Google rechazó las acusaciones durante el procedimiento. La compañía defendió que los usuarios pueden consultar las fuentes originales para verificar la información y argumentó que los errores en las respuestas de la IA son un fenómeno conocido. Sin embargo, los jueces concluyeron que una afirmación falsa no deja de ser problemática por el hecho de que posteriormente pueda ser contrastada o corregida.
Tras conocerse el fallo, un portavoz de Google declaró a The Decoder: «Invertimos mucho en la calidad de las reseñas de IA para garantizar que la gran mayoría de las respuestas proporcionen información precisa, y están diseñadas para reflejar la información que existe en la web.
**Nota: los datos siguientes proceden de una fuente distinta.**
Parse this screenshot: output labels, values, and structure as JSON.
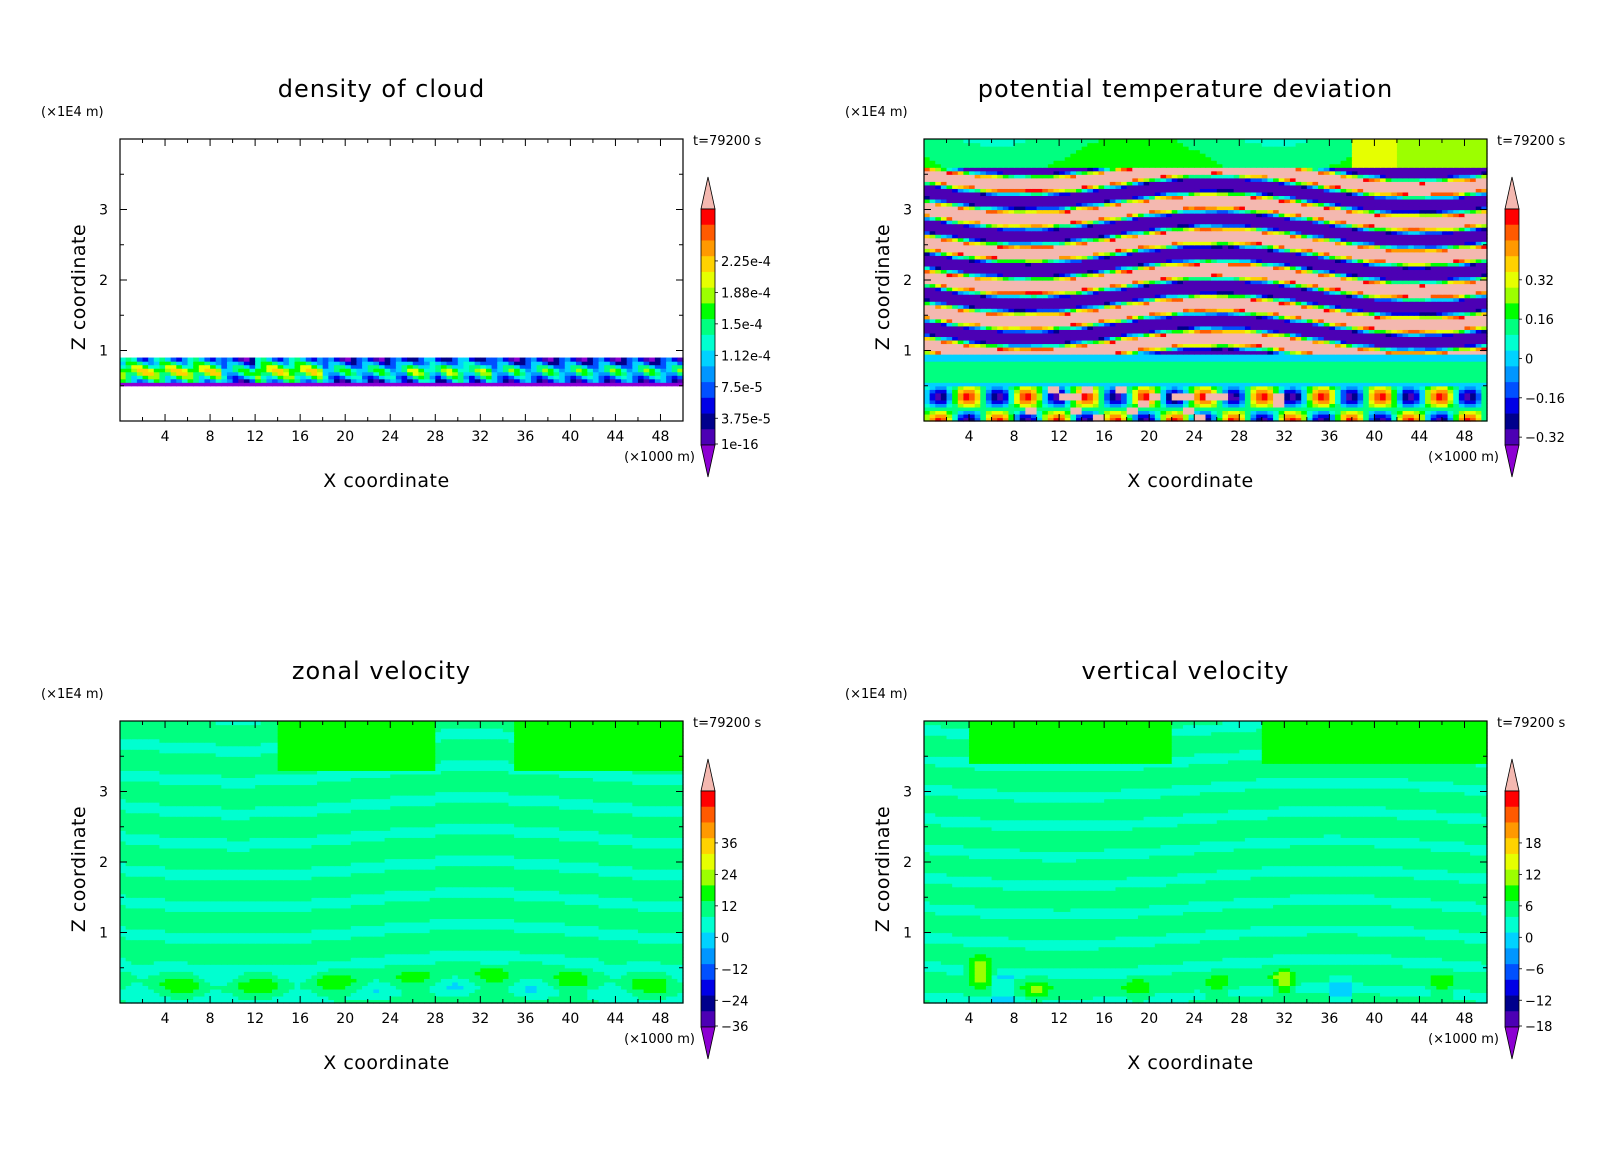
{
  "figure": {
    "time_label": "t=79200 s"
  },
  "chart_data": [
    {
      "type": "heatmap",
      "title": "density of cloud",
      "xlabel": "X coordinate",
      "ylabel": "Z coordinate",
      "x_unit": "(×1000 m)",
      "y_unit": "(×1E4 m)",
      "time": "t=79200 s",
      "xlim": [
        0,
        50
      ],
      "ylim": [
        0,
        4
      ],
      "x_ticks": [
        4,
        8,
        12,
        16,
        20,
        24,
        28,
        32,
        36,
        40,
        44,
        48
      ],
      "y_ticks": [
        1,
        2,
        3
      ],
      "colorbar": {
        "levels": [
          "2.25e-4",
          "1.88e-4",
          "1.5e-4",
          "1.12e-4",
          "7.5e-5",
          "3.75e-5",
          "1e-16"
        ],
        "ticks": [
          "2.25e-4",
          "1.88e-4",
          "1.5e-4",
          "1.12e-4",
          "7.5e-5",
          "3.75e-5",
          "1e-16"
        ],
        "colors": [
          "#f4b8b0",
          "#ff0000",
          "#ff5a00",
          "#ff9900",
          "#ffd200",
          "#e6ff00",
          "#9cff00",
          "#00ff00",
          "#00ff80",
          "#00ffd0",
          "#00d2ff",
          "#0096ff",
          "#0050ff",
          "#0000e6",
          "#00008c",
          "#4c00b4",
          "#8c00d2"
        ],
        "extend": "both"
      },
      "field": "cloud"
    },
    {
      "type": "heatmap",
      "title": "potential temperature deviation",
      "xlabel": "X coordinate",
      "ylabel": "Z coordinate",
      "x_unit": "(×1000 m)",
      "y_unit": "(×1E4 m)",
      "time": "t=79200 s",
      "xlim": [
        0,
        50
      ],
      "ylim": [
        0,
        4
      ],
      "x_ticks": [
        4,
        8,
        12,
        16,
        20,
        24,
        28,
        32,
        36,
        40,
        44,
        48
      ],
      "y_ticks": [
        1,
        2,
        3
      ],
      "colorbar": {
        "levels": [
          "0.32",
          "0.16",
          "0",
          "-0.16",
          "-0.32"
        ],
        "ticks": [
          "0.32",
          "0.16",
          "0",
          "−0.16",
          "−0.32"
        ],
        "colors": [
          "#f4b8b0",
          "#ff0000",
          "#ff5a00",
          "#ff9900",
          "#ffd200",
          "#e6ff00",
          "#9cff00",
          "#00ff00",
          "#00ff80",
          "#00ffd0",
          "#00d2ff",
          "#0096ff",
          "#0050ff",
          "#0000e6",
          "#00008c",
          "#4c00b4",
          "#8c00d2"
        ],
        "extend": "both"
      },
      "field": "theta"
    },
    {
      "type": "heatmap",
      "title": "zonal velocity",
      "xlabel": "X coordinate",
      "ylabel": "Z coordinate",
      "x_unit": "(×1000 m)",
      "y_unit": "(×1E4 m)",
      "time": "t=79200 s",
      "xlim": [
        0,
        50
      ],
      "ylim": [
        0,
        4
      ],
      "x_ticks": [
        4,
        8,
        12,
        16,
        20,
        24,
        28,
        32,
        36,
        40,
        44,
        48
      ],
      "y_ticks": [
        1,
        2,
        3
      ],
      "colorbar": {
        "levels": [
          "36",
          "24",
          "12",
          "0",
          "-12",
          "-24",
          "-36"
        ],
        "ticks": [
          "36",
          "24",
          "12",
          "0",
          "−12",
          "−24",
          "−36"
        ],
        "colors": [
          "#f4b8b0",
          "#ff0000",
          "#ff5a00",
          "#ff9900",
          "#ffd200",
          "#e6ff00",
          "#9cff00",
          "#00ff00",
          "#00ff80",
          "#00ffd0",
          "#00d2ff",
          "#0096ff",
          "#0050ff",
          "#0000e6",
          "#00008c",
          "#4c00b4",
          "#8c00d2"
        ],
        "extend": "both"
      },
      "field": "zonal"
    },
    {
      "type": "heatmap",
      "title": "vertical velocity",
      "xlabel": "X coordinate",
      "ylabel": "Z coordinate",
      "x_unit": "(×1000 m)",
      "y_unit": "(×1E4 m)",
      "time": "t=79200 s",
      "xlim": [
        0,
        50
      ],
      "ylim": [
        0,
        4
      ],
      "x_ticks": [
        4,
        8,
        12,
        16,
        20,
        24,
        28,
        32,
        36,
        40,
        44,
        48
      ],
      "y_ticks": [
        1,
        2,
        3
      ],
      "colorbar": {
        "levels": [
          "18",
          "12",
          "6",
          "0",
          "-6",
          "-12",
          "-18"
        ],
        "ticks": [
          "18",
          "12",
          "6",
          "0",
          "−6",
          "−12",
          "−18"
        ],
        "colors": [
          "#f4b8b0",
          "#ff0000",
          "#ff5a00",
          "#ff9900",
          "#ffd200",
          "#e6ff00",
          "#9cff00",
          "#00ff00",
          "#00ff80",
          "#00ffd0",
          "#00d2ff",
          "#0096ff",
          "#0050ff",
          "#0000e6",
          "#00008c",
          "#4c00b4",
          "#8c00d2"
        ],
        "extend": "both"
      },
      "field": "vertical"
    }
  ]
}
Estamos revisando cuidadosamente esta decisión, que aún no es definitiva«. La tecnológica ha sostenido que estos resúmenes pueden omitir contexto o interpretar incorrectamente algunos contenidos, del mismo modo que ocurre con los resultados de búsqueda tradicionales, una equiparación que el tribunal de Múnich ha rechazado expresamente en su resolución.